As I close this entry, I would like to send a very sincere thanks to everyone in New York who has given of themselves, their knowledge, time, and talents to me while I was here. A special thank you to Jon Dingman, who let me stay, essentially rent-free, at his apartment in Brooklyn for the duration of my stay, and to all of the staff and clients of CFL, who taught me so much, either directly through sharing their expertise or indirectly through simply sharing their lives. Also, I am continually thankful for everyone I have back home, who are continually supporting me in various ways. Everyone's thoughts, prayers, and phone calls have helped me understand that I am not doing this alone, and that this is part of a much bigger purpose.
Photo time! The first photo is of me in LOVE Park in front of the LOVE sculpture in Philadelphia. This sculpture very simply, yet very profoundly states what I believe is at the core of every human being, and what I believe must be nurtured through action. The next is of a beautiful Christmas display in Macy's, right next to City Hall in Philadelphia. Everyday at noon and 5:30pm they have Christmas music playing on a huge pipe organ, along with a small light show. It was wonderful. Next, I am sitting with my beautiful girlfriend, Ashley, and my amazing little niece and goddaughter, Lilli. I finally got a photo of myself with the Adult Employment Program employees at CFL. Lastly, I stand next to the Liberty Bell, with Liberty Hall, where the Declaration of Independence and the Constitution, among many other very important documents, were signed.

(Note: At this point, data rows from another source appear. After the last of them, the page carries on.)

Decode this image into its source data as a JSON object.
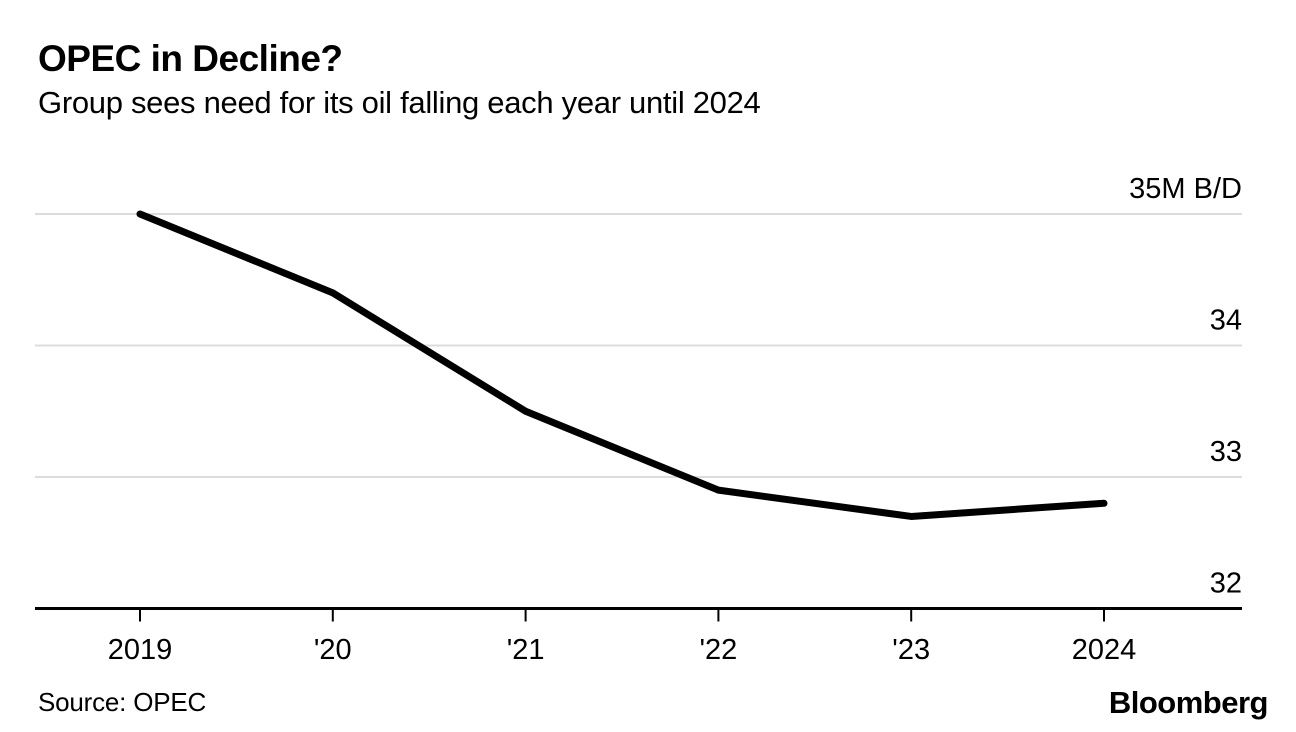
{
  "footer": {
    "source": "Source: OPEC",
    "brand": "Bloomberg"
  },
  "chart_data": {
    "type": "line",
    "title": "OPEC in Decline?",
    "subtitle": "Group sees need for its oil falling each year until 2024",
    "categories": [
      "2019",
      "'20",
      "'21",
      "'22",
      "'23",
      "2024"
    ],
    "values": [
      35.0,
      34.4,
      33.5,
      32.9,
      32.7,
      32.8
    ],
    "y_gridlines": [
      {
        "value": 35,
        "label": "35M B/D"
      },
      {
        "value": 34,
        "label": "34"
      },
      {
        "value": 33,
        "label": "33"
      },
      {
        "value": 32,
        "label": "32"
      }
    ],
    "ylim": [
      32,
      35
    ],
    "xlabel": "",
    "ylabel": "M B/D",
    "grid": "horizontal",
    "legend": "none",
    "line_color": "#000000",
    "axis_color": "#000000",
    "gridline_color": "#dcdcdc",
    "text_color": "#000000",
    "background_color": "#ffffff"
  }
}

One final thought. Yesterday, while touring Freedom Hall, I learned that the Declaration of Independence was supposed to be signed on July 2 rather than July 4. The reason for the delay is that there was some trouble with the verbiage of what I think the tour guide called "the conscience of a nation." All the signers of the Declaration of independence agreed that they wanted a republic government, and they wanted it that way so there would be no abuse of power and that everyone would be seen as equal on U.S. soil. These are the words they finally came up with - "We hold these truths to be self-evident, that all men are created equal, that they are endowed by their Creator with certain unalienable Rights, that among these are Life, Liberty and the pursuit of Happiness." Without publicly passing any judgment, I pose the following question. Have we upheld the values and principles our great nation was founded on?